An Informational-Geometric Interpretation of the Birch and Swinnerton-Dyer Conjecture

The Birch and Swinnerton-Dyer (BSD) conjecture establishes a deep connection between the arithmetic structure of elliptic curves and the analytic behavior of their associated L-functions, yet its conceptual interpretation remains elusive despite extensive partial results. In this work, we propose an informational–geometric reinterpretation of the conjecture within the framework of Viscous Time Theory (VTT), in which arithmetic invariants are mapped to measurable quantities governing informational coherence. Within this framework, the canonical height is interpreted as a coherence potential, the Mordell–Weil rank as the dimensionality of stable coherence directions, and the BSD regulator as an informational volume. The analytic behavior of the L-function near the critical point s = 1 is reinterpreted as a global coherence response of the underlying informational manifold.
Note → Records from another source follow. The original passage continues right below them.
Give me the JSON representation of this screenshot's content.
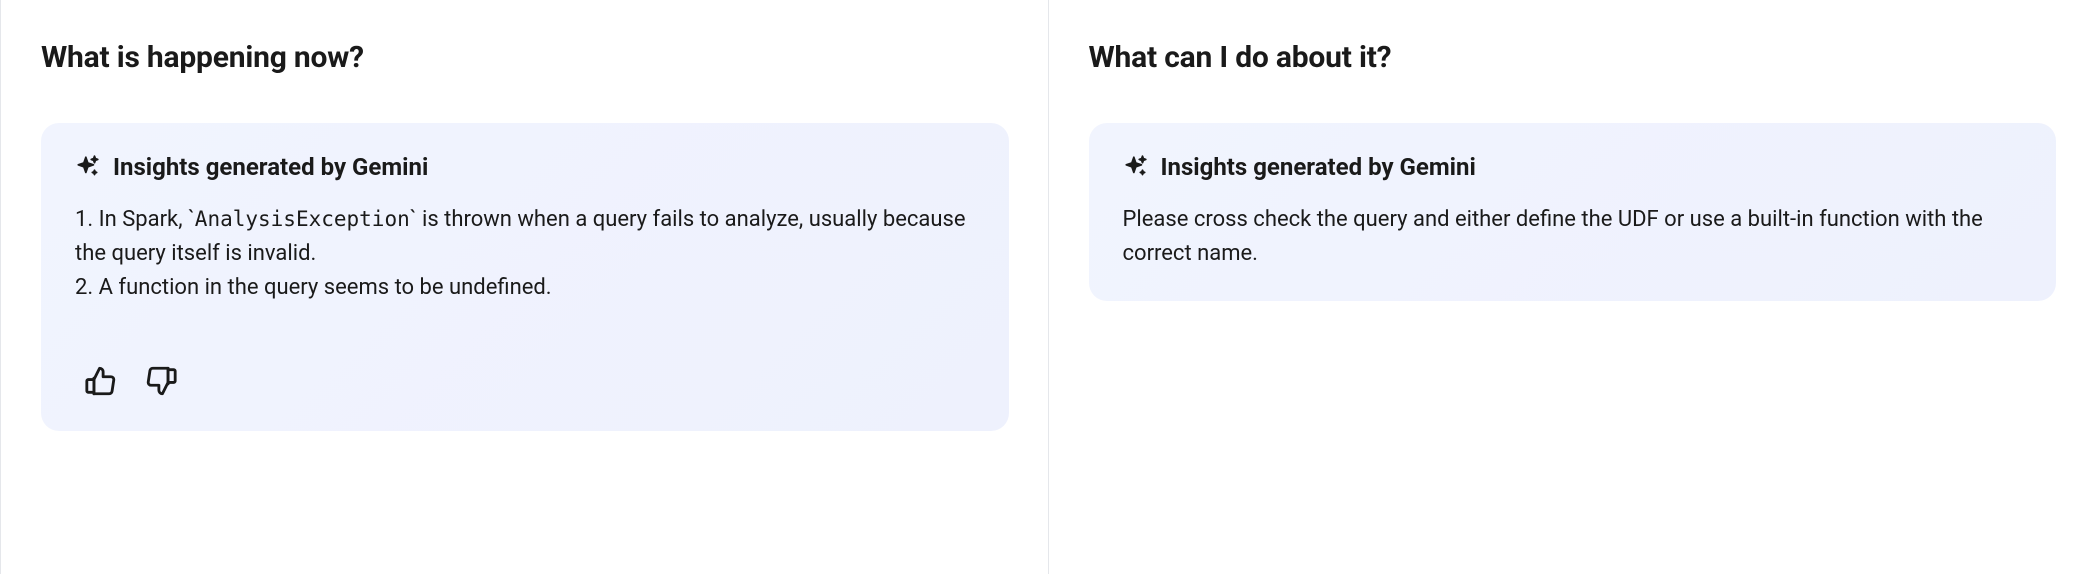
{
  "left": {
    "heading": "What is happening now?",
    "card_heading": "Insights generated by Gemini",
    "line1_prefix": "1. In Spark, `",
    "line1_code": "AnalysisException",
    "line1_suffix": "` is thrown when a query fails to analyze, usually because the query itself is invalid.",
    "line2": "2. A function in the query seems to be undefined."
  },
  "right": {
    "heading": "What can I do about it?",
    "card_heading": "Insights generated by Gemini",
    "body": "Please cross check the query and either define the UDF or use a built-in function with the correct name."
  }
}
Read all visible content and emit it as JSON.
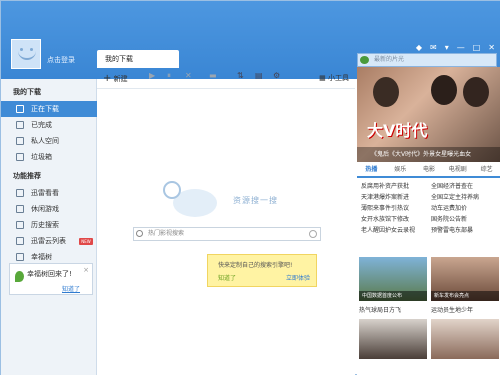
{
  "app": {
    "login_label": "点击登录",
    "main_tab": "我的下载"
  },
  "titlebar_icons": [
    "signal-icon",
    "skin-icon",
    "mail-icon",
    "menu-icon",
    "minimize-icon",
    "maximize-icon",
    "close-icon"
  ],
  "top_search": {
    "placeholder": "最新的片光"
  },
  "sidebar": {
    "section_downloads": "我的下载",
    "items": [
      {
        "label": "正在下载",
        "active": true
      },
      {
        "label": "已完成",
        "active": false
      },
      {
        "label": "私人空间",
        "active": false
      },
      {
        "label": "垃圾箱",
        "active": false
      }
    ],
    "section_features": "功能推荐",
    "features": [
      {
        "label": "迅雷看看"
      },
      {
        "label": "休闲游戏"
      },
      {
        "label": "历史搜索"
      },
      {
        "label": "迅雷云列表",
        "badge": "NEW"
      },
      {
        "label": "幸福树"
      }
    ],
    "popup": {
      "text": "幸福树回来了!",
      "link": "知道了"
    }
  },
  "toolbar": {
    "new_label": "新建",
    "tools_label": "小工具"
  },
  "content": {
    "brand": "资源搜一搜",
    "search_placeholder": "热门影视搜索",
    "tip_line1": "快来定制自己的搜索引擎吧!",
    "tip_link_left": "知道了",
    "tip_link_right": "立即体验"
  },
  "right_panel": {
    "hero_title": "大V时代",
    "hero_caption": "《鬼后《大V时代》外景女星曝光血女",
    "tabs": [
      {
        "label": "热播",
        "on": true
      },
      {
        "label": "娱乐",
        "on": false
      },
      {
        "label": "电影",
        "on": false
      },
      {
        "label": "电视剧",
        "on": false
      },
      {
        "label": "综艺",
        "on": false
      }
    ],
    "news": [
      [
        "反腐用补资产获批",
        "全国经济普查在"
      ],
      [
        "天津港爆炸案新进",
        "全国立定主持养病"
      ],
      [
        "薄熙来事件引热议",
        "动车运费加价"
      ],
      [
        "女开水族馆下修改",
        "国务院公告新"
      ],
      [
        "老人醒因护女云录视",
        "预警雷电东部暴"
      ]
    ],
    "thumbs": [
      {
        "cap": "中国数据首度公布",
        "label": "热气球局日方飞"
      },
      {
        "cap": "新车发布会亮点",
        "label": "运动员生地少年"
      }
    ]
  }
}
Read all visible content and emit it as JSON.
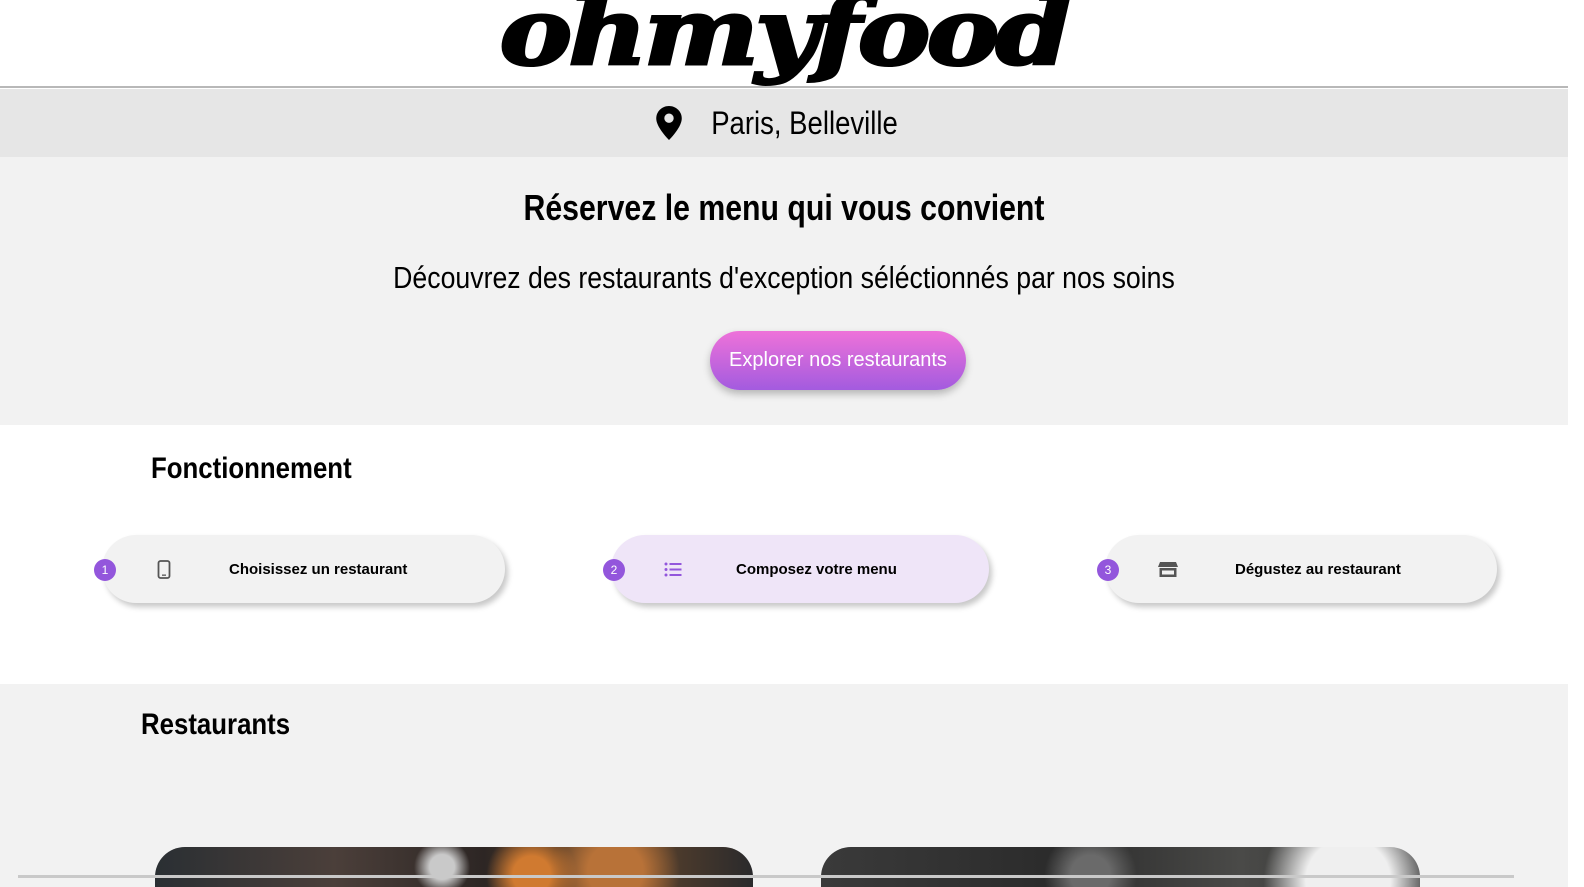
{
  "header": {
    "logo_text": "ohmyfood"
  },
  "location": {
    "icon": "location-pin-icon",
    "city": "Paris, Belleville"
  },
  "hero": {
    "title": "Réservez le menu qui vous convient",
    "subtitle": "Découvrez des restaurants d'exception séléctionnés par nos soins",
    "cta_label": "Explorer nos restaurants"
  },
  "how_it_works": {
    "title": "Fonctionnement",
    "steps": [
      {
        "number": "1",
        "icon": "mobile-phone-icon",
        "label": "Choisissez un restaurant"
      },
      {
        "number": "2",
        "icon": "list-icon",
        "label": "Composez votre menu"
      },
      {
        "number": "3",
        "icon": "store-icon",
        "label": "Dégustez au restaurant"
      }
    ]
  },
  "restaurants": {
    "title": "Restaurants"
  },
  "colors": {
    "accent_purple": "#9356dc",
    "button_gradient_top": "#ee72d9",
    "button_gradient_bottom": "#a35bdf",
    "active_step_background": "#efe5f8"
  }
}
This leads naturally to a regime-dependent conservation principle for informational coherence, under which the classical BSD identity emerges as a stable balance condition. To test this formulation, we perform independent numerical validation on benchmark elliptic curves with established BSD data. An informational L-function is fitted to empirical analytic profiles, from which informational curvature and volume are derived. The results show strong quantitative agreement between informational volumes and arithmetic regulators, with correlation coefficients exceeding 0.99, and demonstrate robust, rank-dependent stability behavior across curves of varying complexity. The framework is further explored under increasing geometric and topological complexity through higher-genus and synthetic informational models, which exhibit systematic coherence suppression consistent with known arithmetic phenomena. While this work does not claim a proof of the Birch and Swinnerton-Dyer conjecture, it offers a coherent explanatory framework that clarifies its internal structure, geometrically aligns analytic and arithmetic invariants, and opens new avenues for numerical and conceptual investigation.